Attualità

Emergenza. In Italia due adolescenti su cinque vivono da “lupi solitari”

Nicoletta Martinelli mercoledì 29 gennaio 2025
Sempre più ragazzi vivono isolati

Sempre più ragazzi vivono isolati

Prendete un adolescente che non riesce a instaurare relazioni sociali soddisfacenti né in famiglia – magari una di quelle disfunzionali – e tanto meno fuori; un ragazzo che ha avuto a che fare con i bulli o con i ciberbulli, che ha poca stima di sé perché non ha il profilo della persona di successo richiesto dalla nostra società dell’apparenza e neppure il suo specchio riflette un’immagine all’altezza dello standard: ecco, da questa miscela esplosiva di ingredienti ha origine il candidato ideale al ritiro sociale, all’isolamento volontario e prolungato. Sono più di quanti si immagini, questi adolescenti a rischio, che una ricerca fresca di stampa su Scientific-report chiama “lupi solitari”: poca relazione, molta connessione, troppi social. Più che triplicati in tre anni, passati dal 15 al 39,4%, in pratica due su cinque, come dettaglia il lavoro condotto dal Musa, il gruppo di ricerca sui “Mutamenti sociali, valutazione e metodi” del Cnr di Roma: autori Antonio Tintori, Loredana Cerbera e Giulia Ciancimino, in collaborazione con Gianni Corsetti dell’Istat.La ricerca si è basata su due lavori trasversali effettuati dal gruppo nel 2019 e nel 2022 su 3.272 studenti di scuole superiori e su 4.288 adolescenti rappresentativi a livello nazionale, tutti con un’età compresa tra i 14 e i 19 anni.

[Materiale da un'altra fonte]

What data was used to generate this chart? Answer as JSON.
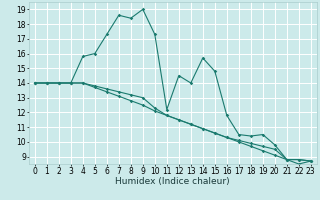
{
  "xlabel": "Humidex (Indice chaleur)",
  "bg_color": "#cceaea",
  "grid_color": "#ffffff",
  "line_color": "#1a7a6e",
  "xlim": [
    -0.5,
    23.5
  ],
  "ylim": [
    8.5,
    19.5
  ],
  "xticks": [
    0,
    1,
    2,
    3,
    4,
    5,
    6,
    7,
    8,
    9,
    10,
    11,
    12,
    13,
    14,
    15,
    16,
    17,
    18,
    19,
    20,
    21,
    22,
    23
  ],
  "yticks": [
    9,
    10,
    11,
    12,
    13,
    14,
    15,
    16,
    17,
    18,
    19
  ],
  "series1_x": [
    0,
    1,
    2,
    3,
    4,
    5,
    6,
    7,
    8,
    9,
    10,
    11,
    12,
    13,
    14,
    15,
    16,
    17,
    18,
    19,
    20,
    21,
    22,
    23
  ],
  "series1_y": [
    14.0,
    14.0,
    14.0,
    14.0,
    15.8,
    16.0,
    17.3,
    18.6,
    18.4,
    19.0,
    17.3,
    12.2,
    14.5,
    14.0,
    15.7,
    14.8,
    11.8,
    10.5,
    10.4,
    10.5,
    9.8,
    8.8,
    8.8,
    8.7
  ],
  "series2_x": [
    0,
    1,
    2,
    3,
    4,
    5,
    6,
    7,
    8,
    9,
    10,
    11,
    12,
    13,
    14,
    15,
    16,
    17,
    18,
    19,
    20,
    21,
    22,
    23
  ],
  "series2_y": [
    14.0,
    14.0,
    14.0,
    14.0,
    14.0,
    13.7,
    13.4,
    13.1,
    12.8,
    12.5,
    12.1,
    11.8,
    11.5,
    11.2,
    10.9,
    10.6,
    10.3,
    10.0,
    9.7,
    9.4,
    9.1,
    8.8,
    8.5,
    8.7
  ],
  "series3_x": [
    0,
    1,
    2,
    3,
    4,
    5,
    6,
    7,
    8,
    9,
    10,
    11,
    12,
    13,
    14,
    15,
    16,
    17,
    18,
    19,
    20,
    21,
    22,
    23
  ],
  "series3_y": [
    14.0,
    14.0,
    14.0,
    14.0,
    14.0,
    13.8,
    13.6,
    13.4,
    13.2,
    13.0,
    12.3,
    11.8,
    11.5,
    11.2,
    10.9,
    10.6,
    10.3,
    10.1,
    9.9,
    9.7,
    9.5,
    8.8,
    8.8,
    8.7
  ],
  "tick_fontsize": 5.5,
  "xlabel_fontsize": 6.5
}
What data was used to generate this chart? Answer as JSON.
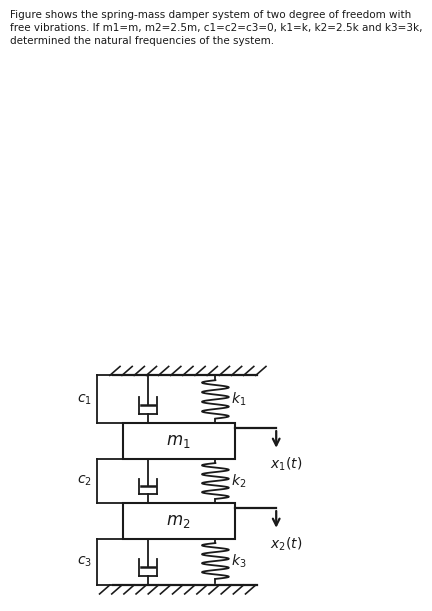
{
  "title_text": "Figure shows the spring-mass damper system of two degree of freedom with\nfree vibrations. If m1=m, m2=2.5m, c1=c2=c3=0, k1=k, k2=2.5k and k3=3k,\ndetermined the natural frequencies of the system.",
  "title_fontsize": 7.5,
  "bg_color": "#ffffff",
  "line_color": "#1a1a1a",
  "mass1_label": "$m_1$",
  "mass2_label": "$m_2$",
  "c1_label": "$c_1$",
  "c2_label": "$c_2$",
  "c3_label": "$c_3$",
  "k1_label": "$k_1$",
  "k2_label": "$k_2$",
  "k3_label": "$k_3$",
  "x1_label": "$x_1(t)$",
  "x2_label": "$x_2(t)$"
}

Nei lupi solitari la tendenza al ritiro sociale è accentuata ma lo è ancora di più in un sottogruppo individuato al loro interno: è composto da adolescenti che incontrano i loro coetanei solo al scuola e per il resto li evitano. Il loro numero è quasi raddoppiato dopo la pandemia: erano il 5,6% degli adolescenti nel 2019, nel 2022 passati al 9,7%. «L’ipotesi – spiega Antonio Tintori, tra gli autori della ricerca – è che con il trascorrere del tempo questi soggetti si distacchino anche dalle relazioni virtuali, da quella connessione costante che ha indotto il loro isolamento. Si approssimano così a entrare nella categoria degli hikikomori». Un fenomeno non nuovo che definisce una forma acuta di esilio volontario dal mondo che si è diffusa in Giappone a partire dagli anni Settanta del secolo scorso, studiata dallo psichiatra Tamaki Saito che le diede anche il nome. «Non è questa, ancora, la condizione di quel 10% di ragazzi. A salvarli – prosegue Tintori – è l’obbligo alla frequenza scolastica, almeno fino a 16 anni. Cosa succederà dopo non possiamo ancora dirlo. Dal prossimo 3 febbraio e per cinque anni seguiremo quattromila adolescenti, un’indagine enorme, che si chiama “Mutamenti interazionali e benessere” per indagare e comprendere meglio i fattori che conducono all’autoisolamento». E nell’era della generazione Betha, la prima che vivrà fianco a fianco con l’intelligenza artificiale fin dalla culla, non è possibile che proprio le sempre più strette interazioni con l’AI – di cui ci si può anche innamorare (è successo alla 28enne Ayrin, come ha raccontato recentemente il New York Times) – finiscano per esarcerbare il problema, rendendo ancora più desiderabile isolarsi dagli umani? «E chi lo può dire? È probabile che presto esisteranno studi in proposito ma fino ad allora siamo nel campo delle ipotesi. Certo è – prosegue Tintori – che se un ragazzo sperimenta più empatia mettendosi in relazione con ChatGpt... Il problema lo abbiamo noi adulti e riguarda la nostra capacità di relazione più che quella dei nostri figli».